Still, Yarrow said she was surprised so many people said they enjoyed shopping in stores always or most of the time.
“In my research, what I hear is boredom and frustration are the things that are keeping people unhappy in terms of going to stores,” she said. “There’s a lot of sameness in apparel shopping and it takes a long time to go from store to store to store.”
Many consumers want to go to stores, but they also clearly want something new.
“I don’t think that [in-store] experience has changed enough for the consumer,” Yarrow said. “If you’re shopping in New York, that’s a pretty exciting experience no matter where you shop. But if you’re shopping at almost any other city where you’re going to the mall, that’s just pretty dismal.”

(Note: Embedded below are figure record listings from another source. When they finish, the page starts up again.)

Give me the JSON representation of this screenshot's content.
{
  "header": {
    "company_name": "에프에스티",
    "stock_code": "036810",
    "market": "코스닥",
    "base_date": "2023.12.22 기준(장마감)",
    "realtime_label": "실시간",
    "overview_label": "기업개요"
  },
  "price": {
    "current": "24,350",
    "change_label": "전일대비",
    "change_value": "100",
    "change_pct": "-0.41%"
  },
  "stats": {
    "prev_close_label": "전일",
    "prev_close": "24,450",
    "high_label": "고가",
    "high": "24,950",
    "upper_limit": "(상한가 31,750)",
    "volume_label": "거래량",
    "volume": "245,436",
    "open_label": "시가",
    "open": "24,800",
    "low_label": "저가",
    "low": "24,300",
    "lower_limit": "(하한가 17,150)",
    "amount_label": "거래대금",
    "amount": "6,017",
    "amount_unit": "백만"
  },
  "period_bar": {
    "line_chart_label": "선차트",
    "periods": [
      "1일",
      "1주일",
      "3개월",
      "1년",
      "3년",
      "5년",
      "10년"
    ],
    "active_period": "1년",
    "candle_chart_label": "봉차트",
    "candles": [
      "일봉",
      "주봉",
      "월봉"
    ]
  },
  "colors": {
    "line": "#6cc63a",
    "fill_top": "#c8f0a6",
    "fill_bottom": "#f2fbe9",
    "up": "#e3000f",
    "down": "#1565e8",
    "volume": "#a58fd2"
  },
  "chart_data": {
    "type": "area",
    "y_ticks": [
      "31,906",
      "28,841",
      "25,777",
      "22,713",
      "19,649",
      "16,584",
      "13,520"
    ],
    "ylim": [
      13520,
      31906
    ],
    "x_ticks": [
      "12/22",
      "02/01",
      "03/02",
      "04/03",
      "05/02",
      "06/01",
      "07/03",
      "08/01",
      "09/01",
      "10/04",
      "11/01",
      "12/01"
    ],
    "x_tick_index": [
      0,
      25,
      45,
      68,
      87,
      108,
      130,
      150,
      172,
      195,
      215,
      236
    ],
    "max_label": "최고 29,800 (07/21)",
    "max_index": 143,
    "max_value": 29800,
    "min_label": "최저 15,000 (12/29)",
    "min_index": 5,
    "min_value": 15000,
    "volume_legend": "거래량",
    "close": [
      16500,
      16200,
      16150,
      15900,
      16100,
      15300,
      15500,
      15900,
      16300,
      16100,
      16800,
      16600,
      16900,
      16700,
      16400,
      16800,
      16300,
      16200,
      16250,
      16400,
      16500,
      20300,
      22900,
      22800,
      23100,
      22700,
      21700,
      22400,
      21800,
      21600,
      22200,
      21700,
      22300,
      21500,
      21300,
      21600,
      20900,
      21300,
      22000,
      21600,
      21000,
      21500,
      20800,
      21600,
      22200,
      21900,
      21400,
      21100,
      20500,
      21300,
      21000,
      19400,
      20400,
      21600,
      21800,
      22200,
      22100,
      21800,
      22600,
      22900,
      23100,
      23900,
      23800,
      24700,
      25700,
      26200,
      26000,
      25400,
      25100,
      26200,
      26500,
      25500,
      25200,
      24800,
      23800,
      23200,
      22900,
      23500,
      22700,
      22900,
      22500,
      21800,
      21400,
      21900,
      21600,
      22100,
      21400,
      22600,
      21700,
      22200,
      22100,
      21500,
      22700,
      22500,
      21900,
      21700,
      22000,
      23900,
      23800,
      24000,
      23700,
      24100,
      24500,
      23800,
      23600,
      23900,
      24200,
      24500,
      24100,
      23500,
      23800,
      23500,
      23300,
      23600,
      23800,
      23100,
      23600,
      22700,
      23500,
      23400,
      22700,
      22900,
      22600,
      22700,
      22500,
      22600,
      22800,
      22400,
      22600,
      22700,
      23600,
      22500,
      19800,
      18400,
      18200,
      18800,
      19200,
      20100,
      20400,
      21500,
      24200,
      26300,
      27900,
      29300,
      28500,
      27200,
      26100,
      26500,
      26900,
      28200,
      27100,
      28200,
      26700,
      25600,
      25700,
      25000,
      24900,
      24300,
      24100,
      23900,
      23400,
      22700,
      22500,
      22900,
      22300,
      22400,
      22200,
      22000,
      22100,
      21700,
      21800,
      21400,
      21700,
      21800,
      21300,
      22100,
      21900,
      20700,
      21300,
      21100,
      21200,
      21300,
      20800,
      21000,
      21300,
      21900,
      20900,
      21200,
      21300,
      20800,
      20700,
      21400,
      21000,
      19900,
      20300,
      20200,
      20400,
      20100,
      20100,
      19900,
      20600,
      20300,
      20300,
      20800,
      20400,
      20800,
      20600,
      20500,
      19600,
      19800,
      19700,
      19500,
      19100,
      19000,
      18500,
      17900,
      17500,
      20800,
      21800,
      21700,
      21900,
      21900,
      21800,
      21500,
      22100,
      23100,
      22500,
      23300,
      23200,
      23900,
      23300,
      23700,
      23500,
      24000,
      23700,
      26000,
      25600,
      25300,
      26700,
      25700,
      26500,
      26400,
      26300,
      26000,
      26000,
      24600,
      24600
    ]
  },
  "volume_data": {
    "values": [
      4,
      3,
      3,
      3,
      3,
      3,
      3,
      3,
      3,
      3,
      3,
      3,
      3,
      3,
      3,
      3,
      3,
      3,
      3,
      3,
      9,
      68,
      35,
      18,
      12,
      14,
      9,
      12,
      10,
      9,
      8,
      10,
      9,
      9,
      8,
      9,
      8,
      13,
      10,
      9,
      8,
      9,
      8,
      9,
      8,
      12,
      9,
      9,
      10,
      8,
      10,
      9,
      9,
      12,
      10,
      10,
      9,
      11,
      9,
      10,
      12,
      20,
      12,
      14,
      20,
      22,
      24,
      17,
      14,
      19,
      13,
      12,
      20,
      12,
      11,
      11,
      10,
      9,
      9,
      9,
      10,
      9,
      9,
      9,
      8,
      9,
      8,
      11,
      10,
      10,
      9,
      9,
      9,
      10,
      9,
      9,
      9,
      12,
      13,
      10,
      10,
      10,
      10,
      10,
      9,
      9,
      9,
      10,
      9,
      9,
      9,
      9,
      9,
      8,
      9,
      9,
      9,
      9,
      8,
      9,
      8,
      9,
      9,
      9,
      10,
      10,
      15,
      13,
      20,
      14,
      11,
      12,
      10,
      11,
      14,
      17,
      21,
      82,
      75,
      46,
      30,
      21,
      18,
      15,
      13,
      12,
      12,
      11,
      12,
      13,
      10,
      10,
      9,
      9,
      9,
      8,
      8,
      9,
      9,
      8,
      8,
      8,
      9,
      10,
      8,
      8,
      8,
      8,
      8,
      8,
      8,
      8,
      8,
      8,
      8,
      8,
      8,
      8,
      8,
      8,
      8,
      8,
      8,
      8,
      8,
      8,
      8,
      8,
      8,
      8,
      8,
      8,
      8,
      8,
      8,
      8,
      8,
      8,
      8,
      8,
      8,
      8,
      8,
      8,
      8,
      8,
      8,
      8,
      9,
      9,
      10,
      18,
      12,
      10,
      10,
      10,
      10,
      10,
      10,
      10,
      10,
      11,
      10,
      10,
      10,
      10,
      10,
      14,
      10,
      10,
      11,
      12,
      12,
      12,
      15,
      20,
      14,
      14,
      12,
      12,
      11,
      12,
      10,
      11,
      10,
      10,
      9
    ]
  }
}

“The numbers are fairly scary,” said Martin Lindstrom, brand adviser and author of “Small Data: The Tiny Clues that Uncover Huge Trends.”
Linstrom zeroed in on the 4 percent of people who only shop for apparel online. He predicted that e-commerce companies would start to gain ground even more dramatically when they find a way to solve the fit problem — and get online shoppers looks that suit their bodies without the hassle of returns.
“The reason why the retailers exist is to curate their clothes,” he said. “Today, a lot of the retailers have not realized that that’s their role. They think they have to cram as much as they can inside those four walls.”
Linstrom, who works at the crossroads of neuroscience and marketing, said his research has shown about two-thirds of all apparel bought by women is bought in groups.
“The brick-and-mortar retailers have not really understood what makes them different and what they should focus on,” he said.
Many consumers are shopping less often and, even if they do enjoy being in the stores, are also buying more online.
Over the past few years, retailers have found that even if the majority of their sales come through the brick-and-mortar channel, almost all of their growth has come from e-commerce. That’s led to an environment in which retailers supercharged spending to build web capacity and shuttered stores.
“Retailers are moving very, very quickly to enhance their digital experience and compete with Amazon and online-only players,” said Michael Brown, a partner A.T. Kearney’s retail practice. “In those areas, they’re moving as fast as they can and we’re seeing more innovation there.”
It’s a different story in the real world, where Brown said companies have been “slow to react, to change the role of the store, the size of the store and the numbers of stores and how the store interplays with the digital experience.”
“This is the challenge of retail right now — how do you really operate a duel-channel business in a zero-growth or a negative-growth market. They need to keep pace in digital, but reduce the cost of the legacy environment.”
That process seems to be starting now, with store closures on pace this year to near 10,000 and top the rate seen in 2008.
But the stores still standing are going to have to carry a heavier load.
“Everybody’s focusing on e-commerce and Amazon, but the reality is that almost 90 percent of shopping happens in the store,” said David Bassuk, managing director at AlixPartners. “You have to still completely focus on making your store a place the consumer wants to come and it can’t just be the new assortment; it’s got to be something bigger and broader.”
So that’s retail in 2017 — spend on the part of the business that’s not growing and get it to do more with less while the web whirls on.